Yu Sheng turned to glance at Eileen nestled in Hu Li’s arms, and raised an eyebrow: “What if it’s another Special Operations Bureau car?”
“…Then I’d rather take the ride-hail.”
Yu Sheng grinned, his mind wandering: “Actually, I think we should just get an electric scooter. A bigger one that can carry a passenger. Have Hu Li sit on the back—ride normally in the city, and once we’re somewhere with no people, she pops her tails out. Nine-tailed rocket-boosted electric scooter: a hundred kilometers for twenty cents of electricity and three steamed buns. If the scooter could do regenerative braking, we might even turn a profit on electricity…”
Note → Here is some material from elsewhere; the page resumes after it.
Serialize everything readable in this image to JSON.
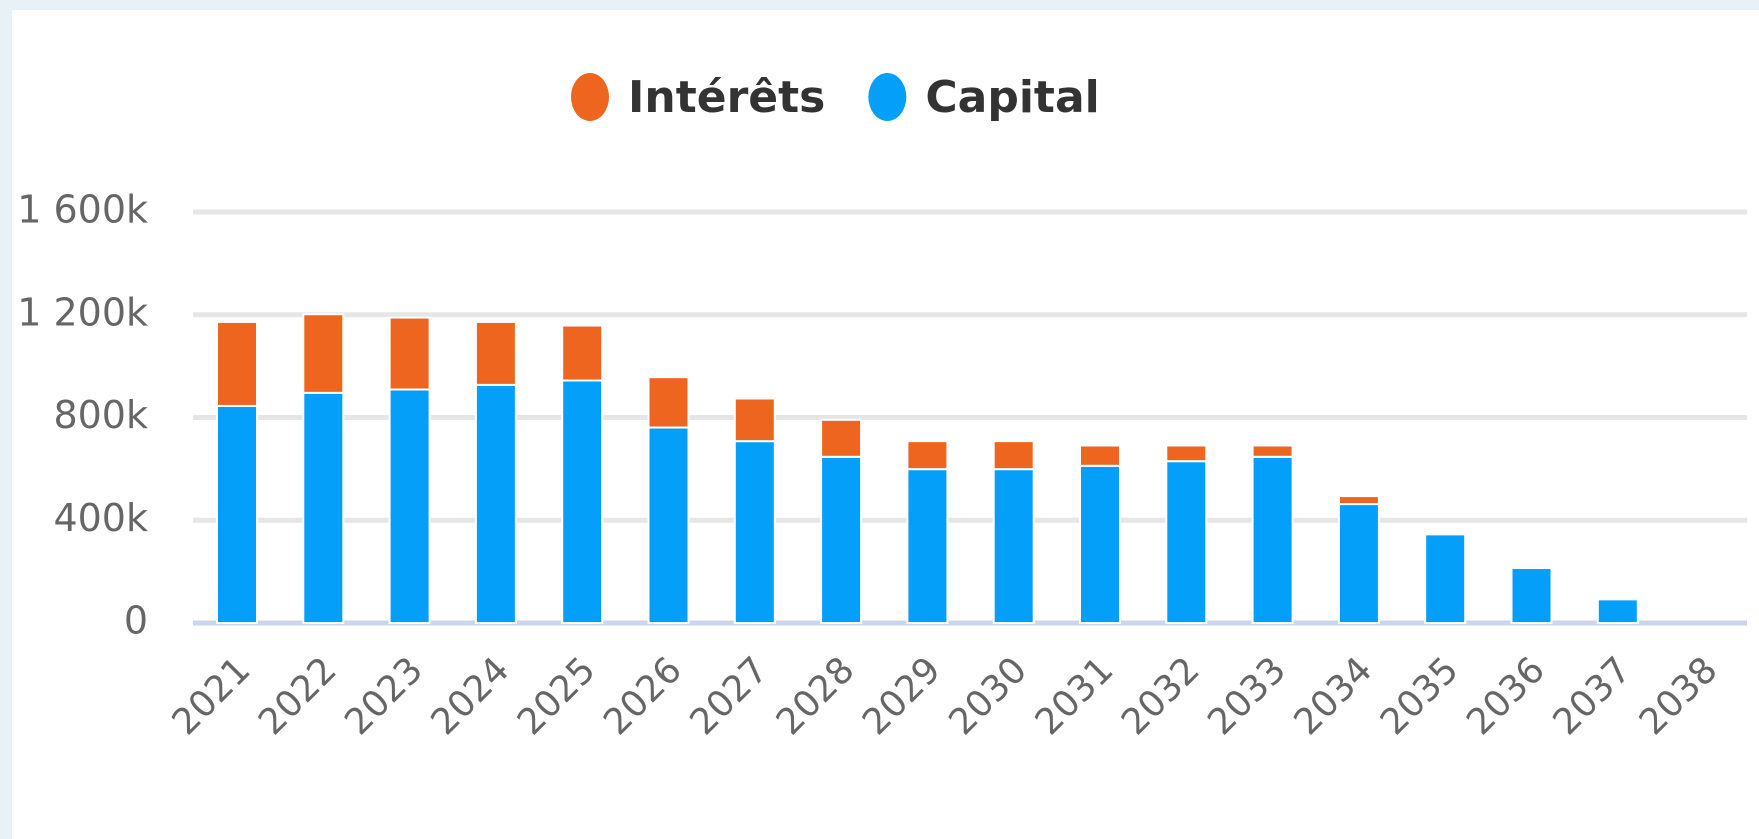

“You’ve got quite the imagination,” Eileen muttered, then caught herself. “Wait, where do I sit?!”
“I’ll put you in the front basket.”
“…Yu Sheng, you bastard!”
While they were bickering, a silver-gray car with sleek lines suddenly entered Yu Sheng’s field of vision. Eileen, who had been on the verge of springing up to bite someone while no one was looking, instantly went docile again, dangling her limbs limply in Hu Li’s arms to maintain her “disguise.”
With a squeak, the car stopped in front of Yu Sheng.
Hu Li leaned close to Yu Sheng and asked curiously in a small voice: “Benefactor, is that the car you called? It got here so fast?”
Yu Sheng paused for a moment, glanced at the ride-hailing app on his phone, and compared the license plate of the car before him: “…No, my car is still two intersections away waiting at a red light.”
While he puzzled over this, the silver-gray car’s window was already rolling down.
Good news: it wasn’t Xu Jiali’s rickety old Xiali that shook like it was shivering.
Bad news: the face revealed behind the driver’s window belonged to yet another familiar person—and one that gave Yu Sheng a bit of a headache.
Ren Wenwen beamed brightly: “Oh, it’s you guys! Heading out?”